November-December 2021
The preparation for Christmas begins with the nativity fast on November 15. Then, six days after that, there is a great feast that really brings us into the season. On November 21 we celebrate the Entry of the Theotokos into the Temple. On that day we begin singing the katavasiae of Christmas during Orthros. The first one says:
Christ is born; glorify Him! * Christ is come from heaven; go and meet Him. * Christ is on earth; arise to Him. * Sing to the Lord, all you who dwell on the earth; * and in merry spirits, O you peoples, praise His birth. * For He is glorified.
This beautiful hymn begins to enchant our hearts to get them ready for the coming of the Christ child. But there is more in the feast of the Entry that leads us into the Christmas season. It celebrates Ss. Joachim and Anna, the parents of the Theotokos, taking the three-year-old Mary to the temple for her to live there for the next roughly ten years of her life. By the time Mary was born, both Joachim and Anna had been praying for many years that God grant them a child. We hear this in the Orthros for the feast, as well:
Mary who bore a divine Son * was born herself to the holy * and righteous Joachim and Anne * as the fruit of a promise. * Now as an infant in the flesh * they offer her as incense acceptable * for to dwell in the holies * of the holy Temple as a holy Maid
When the child was born, they were full of joy and thankfulness the gift they had received. And they transformed that joy and thankfulness into an offering that has prophetic echoes.
So many times in the Old Testament events prefigure things to happen in the New: the story of Jonah, the Passover, and Moses stretching his arms out in the form of a cross to lead Israel to victory in battle are just a few examples. In a similar manner, the action of Ss. Joachim and Anna prefigures what is yet to happen. Out of love, they freely offer their only child, born in a miraculous manner (for the tradition of the Church tells us they had been married for fifty years when she was born), to God. Soon we will be celebrating the freely given offering - out of love for humanity - by God of His only Son, who was born in a mannet past understanding. So, while we sing of Mary's birth as being the fruit of a promise, we sing of the birth of Christ saying
He whom nothing can contain has been contained in a womb. * He is in the Father's bosom and His Mother's embrace. * How can this be, but as He knows and willed and was well pleased. * Fleshless as He was, He willingly took flesh. * And He Who Is became what He was not, for us. * And while departing not from His own nature, * He shared in our nature's substance. * So Christ was born with dual natures, * wishing to replenish the world on high.

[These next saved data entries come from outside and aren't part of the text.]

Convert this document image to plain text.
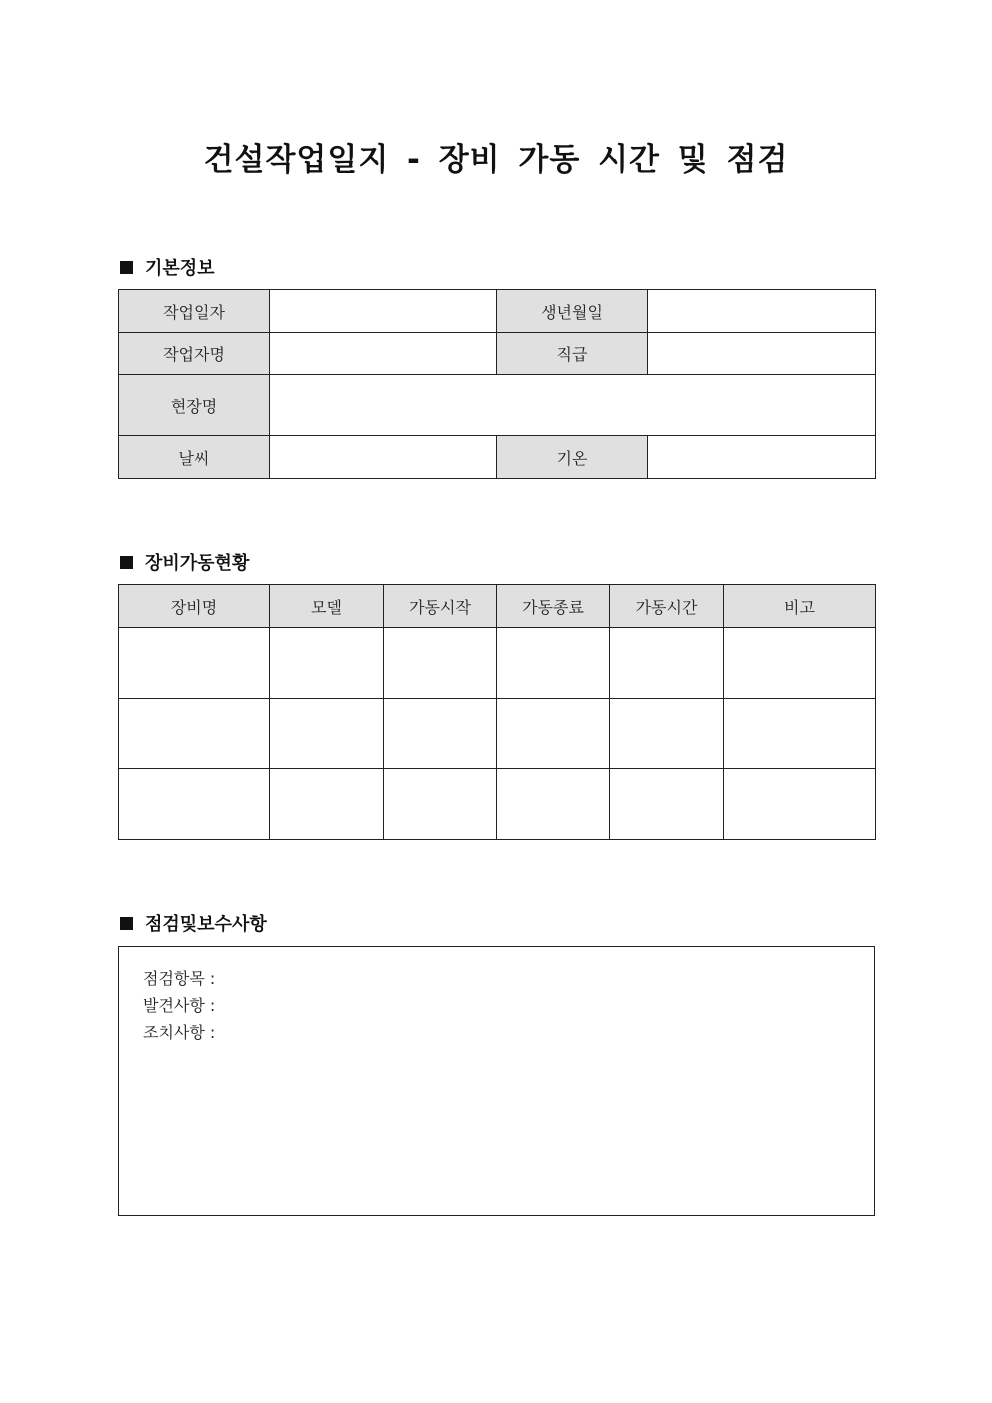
건설작업일지 - 장비 가동 시간 및 점검
기본정보
작업일자		생년월일	
작업자명		직급	
현장명			
날씨		기온	
장비가동현황
장비명	모델	가동시작	가동종료	가동시간	비고

점검및보수사항
점검항목 :
발견사항 :
조치사항 :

The final parallel that I want to look at is the idea of the entry itself. Mary enters the temple and in doing so, she begins the preparation to become the temple;
Having been nourished, O Virgin, in faith on heavenly bread * within the Master's Temple, * for the world you have brought forth * the bread of life, the Logos. And as His own * chosen temple immaculate, * in the Spirit you were mystically betrothed * to God the Father and became His Bride.[
The two events illustrate the circle of spiritual life: we receive a blessing from God and, in order for it to bear fruit, we offer it back to him, with no strings attached. God, in turn, offers it back to us, transformed by His grace. This happened with the Theotokos, who, after being offered back to God at the temple, was prepared to become the most pure temple of God. It happens when the bread and wine are offered to become the holy Body and Blood of Christ. And it can happen in our lives with those things which we offer to God, up to and including "ourselves and one another and our whole lives."
It is easy to miss a lot of what I wrote above, because so much of the theology of our church is found in the hymns from Vespers and Orthros. I hope that, this Nativity fast, we can find (or, perhaps, make) the time to come and listen to these hymns, especially on the Entry of the Theotokos into the Temple and the two Sunday preceding Christmas.